Anyone who cares about expanding the use of data in their organization will have to grapple with the problems DataOps addresses. The question is how? What will DataOps mean to you and your teams?
Don’t worry if the goals of DataOps sound impossible or too good to be true. In the early days of DevOps, the goals seemed to be impossible as well. DevOps sprang from the need to rapidly evolve a highly complex application like Google Search, Facebook, or Amazon, but at the same time keep the system running flawlessly with little or no downtime. By bringing everyone involved together, changing assumptions, reengineering the process, and using new technology in new ways, DevOps achieves seemingly impossible goals. You can rebuild the car while it is going 100 miles an hour.
This paper takes the long view and shows how the fundamental problems being addressed by DataOps have been with us for a while and have been addressed to some extent in every generation of business intelligence and data processing technology. But now, aided by cloud computing, numerous powerful SaaS services to meet specialized needs, and growing data literacy, we are entering an accelerated phase of evolution.
By looking at the roots of DataOps, its current form, and how the technology to support it is evolving, you will be better equipped to benefit from this unstoppable trend. DataOps will teach us how to build a nervous system of data that brings awareness and power to every part of our organizations.
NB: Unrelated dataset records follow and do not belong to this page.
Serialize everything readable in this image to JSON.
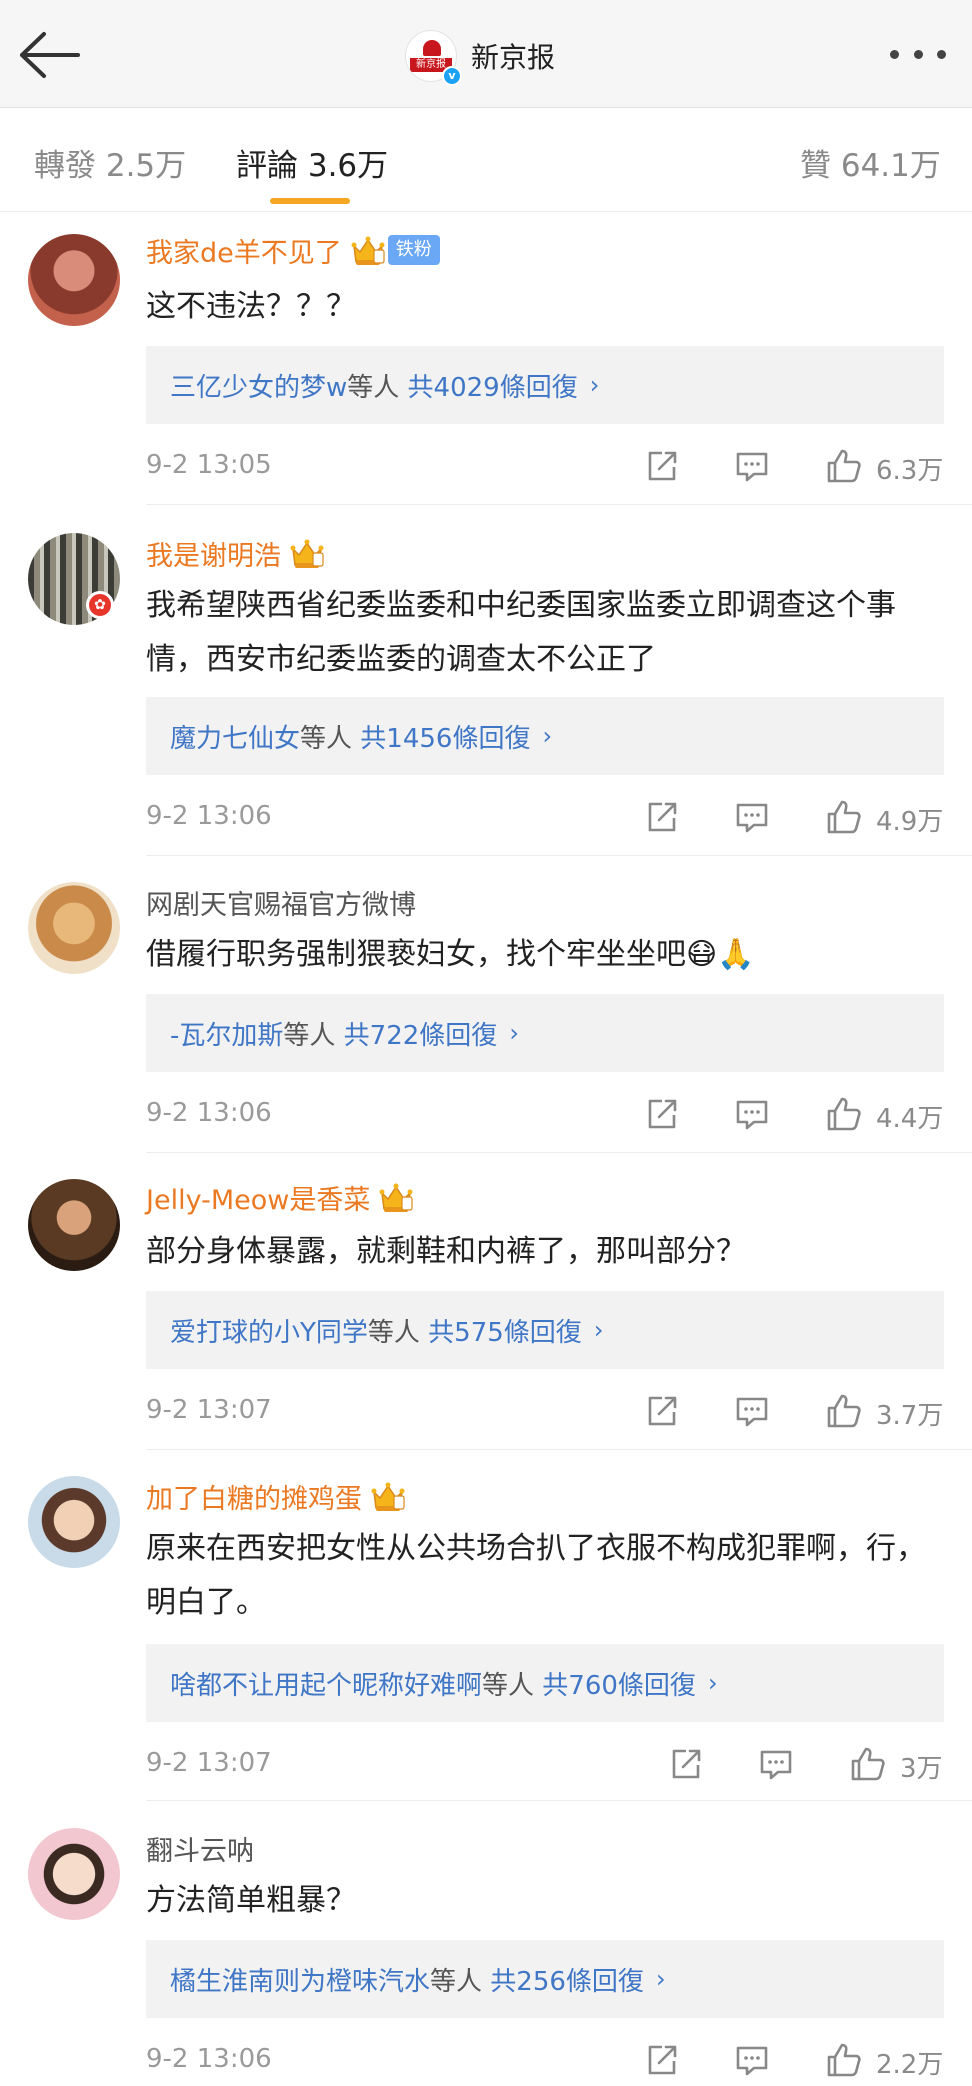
{
  "header": {
    "title": "新京报",
    "logo_text": "新京报",
    "back_icon": "back-arrow-icon",
    "more_icon": "more-horizontal-icon"
  },
  "tabs": [
    {
      "label": "轉發",
      "count": "2.5万"
    },
    {
      "label": "評論",
      "count": "3.6万"
    },
    {
      "label": "贊",
      "count": "64.1万"
    }
  ],
  "accent_color": "#f6a623",
  "username_color": "#eb7922",
  "link_color": "#3f76c6",
  "comments": [
    {
      "username": "我家de羊不见了",
      "fan_badge": "铁粉",
      "text": "这不违法？？？",
      "reply_from": "三亿少女的梦w",
      "reply_etc": "等人",
      "reply_count": "共4029條回復",
      "time": "9-2 13:05",
      "likes": "6.3万"
    },
    {
      "username": "我是谢明浩",
      "text": "我希望陕西省纪委监委和中纪委国家监委立即调查这个事情，西安市纪委监委的调查太不公正了",
      "reply_from": "魔力七仙女",
      "reply_etc": "等人",
      "reply_count": "共1456條回復",
      "time": "9-2 13:06",
      "likes": "4.9万"
    },
    {
      "username": "网剧天官赐福官方微博",
      "text": "借履行职务强制猥亵妇女，找个牢坐坐吧😷🙏",
      "reply_from": "-瓦尔加斯",
      "reply_etc": "等人",
      "reply_count": "共722條回復",
      "time": "9-2 13:06",
      "likes": "4.4万"
    },
    {
      "username": "Jelly-Meow是香菜",
      "text": "部分身体暴露，就剩鞋和内裤了，那叫部分？",
      "reply_from": "爱打球的小Y同学",
      "reply_etc": "等人",
      "reply_count": "共575條回復",
      "time": "9-2 13:07",
      "likes": "3.7万"
    },
    {
      "username": "加了白糖的摊鸡蛋",
      "text": "原来在西安把女性从公共场合扒了衣服不构成犯罪啊，行，明白了。",
      "reply_from": "啥都不让用起个昵称好难啊",
      "reply_etc": "等人",
      "reply_count": "共760條回復",
      "time": "9-2 13:07",
      "likes": "3万"
    },
    {
      "username": "翻斗云呐",
      "text": "方法简单粗暴？",
      "reply_from": "橘生淮南则为橙味汽水",
      "reply_etc": "等人",
      "reply_count": "共256條回復",
      "time": "9-2 13:06",
      "likes": "2.2万"
    }
  ]
}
Technology vendors like Qlik are extremely excited about DataOps because it helps show the way to a future in which data plays a much bigger and more important role in business. My goal in this essay is to better understand the incremental path to DataOps by examining how Qlik has solved fundamental problems in the past and the moves it has made to address those problems in the present, and future. To do this, we will look at the current state of DataOps productization as it exists in the Qlik portfolio, and then look forward to the next stage in which new systems will complete the job.
I’m using Qlik as an example because I have followed the company closely for years, they have been actively seeking to accelerateDataOps, they are committed to using DataOps as a way to make sense of the current landscape, and they wanted to co-sponsor this analysis.
But even if you never plan on using Qlik, this essay should give you a better understanding of what DataOps is, why it is important, and how it could fit into your organization’s future.
The Anatomy of DataOps
For a deep dive into the origins of DataOps, the nature of the modern data landscape, and the detailed problems that must be addressed in an implementation see “The Detailed Anatomy of DataOps.”
Here is a brief introduction to DataOps, which will suffice to bring those unfamiliar with the concept up to speed.
DataOps is an evolution and adaptation of DevOps.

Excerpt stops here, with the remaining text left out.